Imunizante experimental de RNA mensageiro apresentou bons resultados em animais, mas comunidade científica alerta para a ausência de dados publicados e dúvida sobre etapa real de desenvolvimento.
A Rússia anunciou que uma vacina contra o câncer colorretal, baseada em RNA mensageiro (RNAm), estaria “pronta para uso”. A declaração foi feita por Veronika Skvortsova, chefe da Agência Federal de Medicina e Biologia (FMBA), durante o Fórum Econômico do Leste, em Vladivostok.
Segundo Skvortsova, os testes pré-clínicos mostraram que a dose teria levado a uma redução entre 60% e 80% na progressão dos tumores em animais, além de aumento na taxa de sobrevida. O imunizante foi desenvolvido por cientistas do Centro Nacional de Pesquisa Gamaleya (o mesmo da vacina Sputnik V contra a Covid-19), em parceria com o Instituto de Pesquisa Oncológica Hertsen e o Centro de Pesquisa do Câncer Blokhin.
Apesar da empolgação do governo russo, a comunidade científica internacional recebeu o anúncio com ceticismo. O motivo é a ausência de dados publicados em revistas científicas revisadas por pares – algo essencial para atestar a confiabilidade de qualquer novo tratamento – e a falta de clareza se a aprovação mencionada pela FMBA é para o início dos ensaios clínicos em humanos ou para uso imediato na população.

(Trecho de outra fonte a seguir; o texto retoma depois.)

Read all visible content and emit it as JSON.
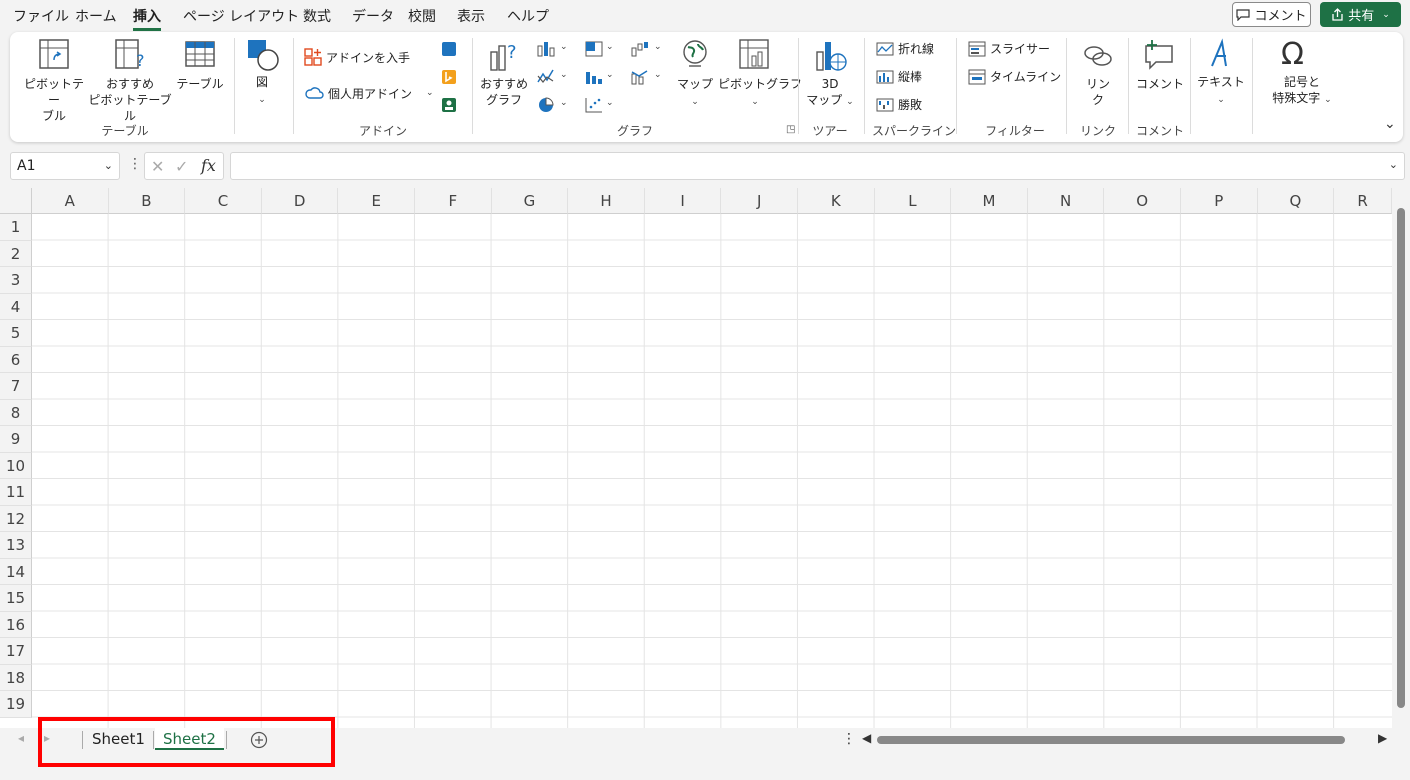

“Muitos medicamentos têm resultados promissores em fases iniciais, mas não conseguem avançar na fase 3 dos estudos clínicos, seja por efeitos colaterais, seja por falta de eficácia. A transparência dos dados e a revisão científica são indispensáveis”, afirmou Renato Kfouri, vice-presidente da Sociedade Brasileira de Imunizações (SBIm).
Vacina terapêutica, não preventiva
Diferente das vacinas tradicionais, que previnem o surgimento de doenças, a russa seria terapêutica. Isso significa que a formulação é personalizada: extrai-se um antígeno (proteína) do tumor do paciente para estimular o sistema imunológico a reconhecer as células cancerígenas e atacá-las.
Além do câncer colorretal, autoridades russas afirmam que já há versões em desenvolvimento para glioblastoma (um tipo agressivo de câncer cerebral) e melanoma (câncer de pele mais letal).
Comparação com pesquisas globais
No cenário internacional, farmacêuticas como a Moderna, em parceria com a MSD, estão em fases finais de testes clínicos de uma vacina de RNAm contra o melanoma. Dados publicados no The Lancet apontaram redução de até 62% no risco de morte ou metástase.
No Brasil, a Fiocruz retomou neste ano os estudos de uma vacina experimental de RNAm para o tratamento de câncer de mama, em estágio ainda inicial.
Expectativa para o futuro
Pesquisadores ouvidos por veículos internacionais acreditam que as primeiras vacinas terapêuticas contra o câncer poderão chegar ao mercado até 2030, se mantiverem bons resultados nas fases clínicas. Até lá, especialistas defendem cautela com anúncios políticos ou governamentais que não apresentem transparência científica.